Somos uma nação de analfabetos. Segundo pesquisas do Instituto Paulo Montenegro, que realiza o Indicador de Analfabetismo Funcional (INAF), apenas 26% dos brasileiros entre 15 e 69 anos são plenamente alfabetizados. Ou seja, de cada quatro pessoas, três não sabem ler direito. São mais de 80 milhões de jovens e adultos com dificuldades para desenvolver-se socialmente porque não são capazes de interpretar textos, relacionar idéias e escrever fluentemente. É assustador observar que, em pleno século 21, a falta de aptidão na leitura e escrita ainda acorrenta as possibilidades de desenvolvimento em nosso país.
O conceito de analfabetismo tem sido tema de sérias discussões nos últimos anos. No final da década de 1950 a Unesco definia como alfabetizada a pessoa capaz de ler e escrever algo simples, relacionado à sua vida diária. No entanto, a partir de fins dos anos 1970 a organização passou a adotar o conceito de analfabetismo funcional para designar aqueles casos em que o indivíduo, mesmo conseguindo ler pequenas frases, não possuía as habilidades necessárias para satisfazer as demandas de seu crescimento pessoal e profissional. Isso foi um reconhecimento de que a alfabetização não é um mero acessório da vida em sociedade, mas um instrumento de integração econômica e social.
Dessa forma, além do analfabeto incapaz de decodificar palavras, observa-se atualmente três níveis de alfabetização. No nível 1, chamado de alfabetização rudimentar, as pessoas são capazes de localizar apenas informações explícitas em textos curtos: frases em cartazes, expressões em placas e datas em calendários.
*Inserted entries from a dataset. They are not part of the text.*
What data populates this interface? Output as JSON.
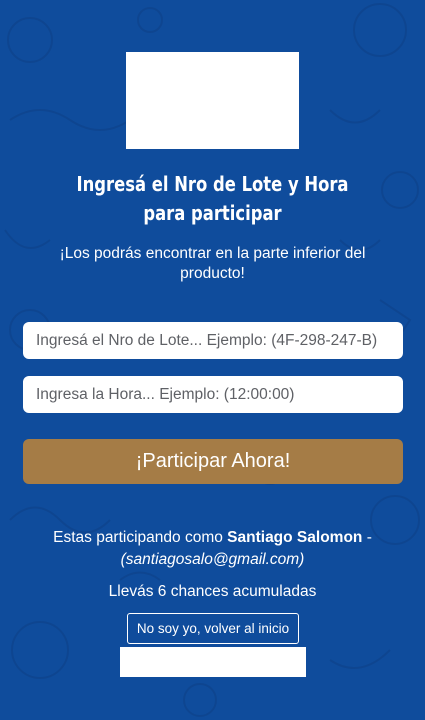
{
  "heading": "Ingresá el Nro de Lote y Hora para participar",
  "subheading": "¡Los podrás encontrar en la parte inferior del producto!",
  "form": {
    "lote_placeholder": "Ingresá el Nro de Lote... Ejemplo: (4F-298-247-B)",
    "hora_placeholder": "Ingresa la Hora... Ejemplo: (12:00:00)",
    "submit_label": "¡Participar Ahora!"
  },
  "user": {
    "prefix": "Estas participando como ",
    "name": "Santiago Salomon",
    "separator": " -",
    "email": "(santiagosalo@gmail.com)"
  },
  "chances": "Llevás 6 chances acumuladas",
  "back_label": "No soy yo, volver al inicio",
  "colors": {
    "background": "#0f4c9c",
    "button": "#a57c46",
    "text": "#ffffff"
  }
}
Já no nível 2, chamado alfabetização básica, o indivíduo consegue deduzir informações em textos curtos, como cartas, manuais de instrução, textos publicitários e notas de jornal. Na pesquisa realizada em 2005, o Inaf mostra que 7% dos brasileiros são analfabetos; 30% estão no nível rudimentar; e 38% no nível básico. Finalmente, o nível 3, considerado alfabetização plena, corresponde à capacidade de ler textos longos e de interpretar informações complexas, relacionando trechos, comparando idéias e realizando deduções, generalizações e sínteses. Estes são os 26% da população.
O moderno conceito de analfabetismo funcional é bastante adequado para medir a urgência do investimento em educação visando o desenvolvimento social. Pesquisas mostram que há estreita correlação entre nível de escolaridade e qualidade de vida. Pessoas mais educadas têm desenvoltura para enxergar oportunidades, alcançam melhores empregos e conquistam maiores salários. Elas concebem melhores projetos, articulam questões com mais perspicácia, são mais produtivas, criativas, eficientes e participam da vida econômica da sociedade de forma mais integrada. Não é à toa que, na imprensa atual, a educação está sendo discutida sobretudo nos cadernos de economia.
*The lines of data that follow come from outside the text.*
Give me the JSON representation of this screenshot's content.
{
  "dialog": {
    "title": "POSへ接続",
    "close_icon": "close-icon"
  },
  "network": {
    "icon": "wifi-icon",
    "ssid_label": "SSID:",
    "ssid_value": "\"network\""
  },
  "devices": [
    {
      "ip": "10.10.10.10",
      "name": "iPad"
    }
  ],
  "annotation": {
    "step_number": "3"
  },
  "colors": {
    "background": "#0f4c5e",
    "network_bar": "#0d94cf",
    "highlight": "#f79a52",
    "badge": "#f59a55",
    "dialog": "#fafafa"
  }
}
A cada dia percebe-se com mais clareza a urgência de se pensar os programas de educação como estratégias fundamentais nas políticas de desenvolvimento sustentável e de distribuição de renda. Direcionar os esforços nesse sentido é uma decisão política; ou seja, uma questão de escolha de prioridades. Somente uma população altamente escolarizada será capaz de desenvolver com liberdade, igualdade e autonomia um grande projeto coletivo para o país. Uma nação de 80 milhões de analfabetos estará fatalmente condenada ao fracasso.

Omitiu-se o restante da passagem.